By Ashley Stahl, Originally Published in Forbes
Here are four common workplace anxieties and effective ways of coping with them.
1. Fear Of Public Speaking
Fear of public speaking is pretty common. So common, in fact, that there’s actually a name for it: glossophobia. And it’s no joke. For those who suffer from it, even the thought of speaking publicly (whether giving a speech in front of a large audience, or doing a PowerPoint presentation for a handful of colleagues) can cause excessive sweating, increased heart rate and blood pressure, and stiffening of muscles. It can be debilitating. People who experience it tend to shy away from jobs that involve an element of public speaking, which means they could be missing out on their ideal job or a big pay hike.
So what do to about it? The best way to address this anxiety is to attend a course on public speaking. There are plenty of reputable ones out there, one of the most well-known being Toastmasters International. There are also tons of highly-rated self-help books (Talk Like TED, No Sweat Public Speaking!, and Steal the Show, to name a few). If your fear of public speaking is severe, though, seeking medical treatment may be your best bet. Therapy and/or medication can help you overcome your fear.
2. Fear Of Asking Questions
As Lou Holtz says, “you’re either growing or you’re dying.” The decision to withdraw from asking questions paves the path to a slow career death.
Especially after starting a new position, it can be intimidating to ask questions at work. You want to give off a positive image and convince everyone that you’re as capable for the job as your resume proclaimed you to be. And while we all want a gold star sticker for being that knowledgeable employee who hits the ground running, part of being good at your job—any job—is constantly learning and growing. And who better to learn from than the talented employees around you?
Even if your instinct is to keep quiet at first, don’t be afraid to make inquiries of your colleagues. If you’re really worried about the impression it gives off, write the question down first and see if you can dig up an answer on your own, but don’t spend too much time on it. Set your ego aside for a minute and just aska co-worker, as that is likely the easiest and most direct method of getting an answer.
3. Giving—And Receiving—Criticism
Let’s be honest, no one likes to be criticized. Criticism is a main source of conflict in the workplace, which makes this an area that is ripe with tension and emotions. However, constructive criticism, when delivered properly, is one of the most effective methods of learning and growing professionally.
Accept criticism graciously. Don’t take it personally or get defensive. Stop and actually listen to what the deliverer is saying and take down some notes. Thank them for their insights and offer to follow up with them if you have any questions.
Take time to process everything before addressing it. Put your ego aside. Follow up with an explanation or an apology if appropriate,and offer to take steps to correct the situation. Put a plan into place to ensure the same thing won’t happen again.

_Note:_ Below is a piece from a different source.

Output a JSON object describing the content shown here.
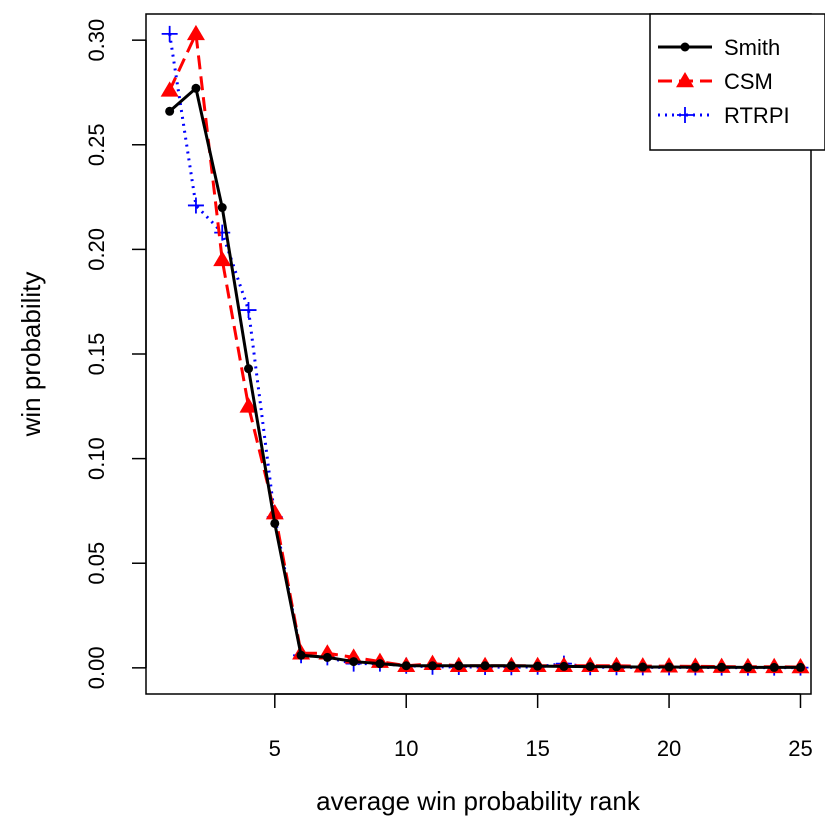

On the flip side, being a good leader means helping those who work for you become better at their jobs (NOTE: you can thrive even more when you don’t make it all about you), and they can only improve if they get solid feedback from you. Make sure you know the “do’s” and “don’ts” of delivering constructive criticism. Ask questions before diving in so that the discussion is two-sided and you understand your employee’s perspective first. Be specific about the issue at hand, and make sure to offer a solution. Be discreet about when and where you choose to have the discussion. You’ll only make the situation worse if you embarrass the person in front of their co-workers.Understand that different personalities react differently, so make sure to consider that in developing your approach.
4. Feeling Unworthy
We’ve all had those days. You messed up something at work, you missed a deadline, you got negative feedback from your boss.
You feel like a failure. You feel like you’ll never measure up.
Snap out of it! Resilience is everything, and there’s no reason to let a minor setback damage your self-worth. Low self-worth can kill your career, not to mention your salary. Be conscious of your self-talk. If you’re constantly telling yourself that you’re a failure, you’re bound to fail. More often than not, our fear of not being good enough or not feeling competent for the task at hand is completely unfounded. So give yourself a pep talk, watch a motivational video, and power on.
The first step to overcoming any anxiety is acknowledging it. I helped Shanelle recognize how much her lack of self-worth was stifling her career, and once she saw the impact it was having on her professional life—and the sabotage she was inflicting on herself— she committed to changing her outlook and her approach. She gradually worked on building her confidence and self-worth, and her investment in herself paid dividends…in the form of a $30,000 salary increase.
Quite the turnaround from being the girl who asked for a demotion for no reason, huh?
Take a moment to self-reflect. Are you letting a workplace anxiety rob you of what you truly deserve professionally? Whether it’s landing your dream job, developing a new skill set, or increasing your salary, don’t let your fears hold you back. Make a commitment to yourself to tackles your issues, use the tools available to you to conquer your fears, and kiss that workplace anxiety goodbye.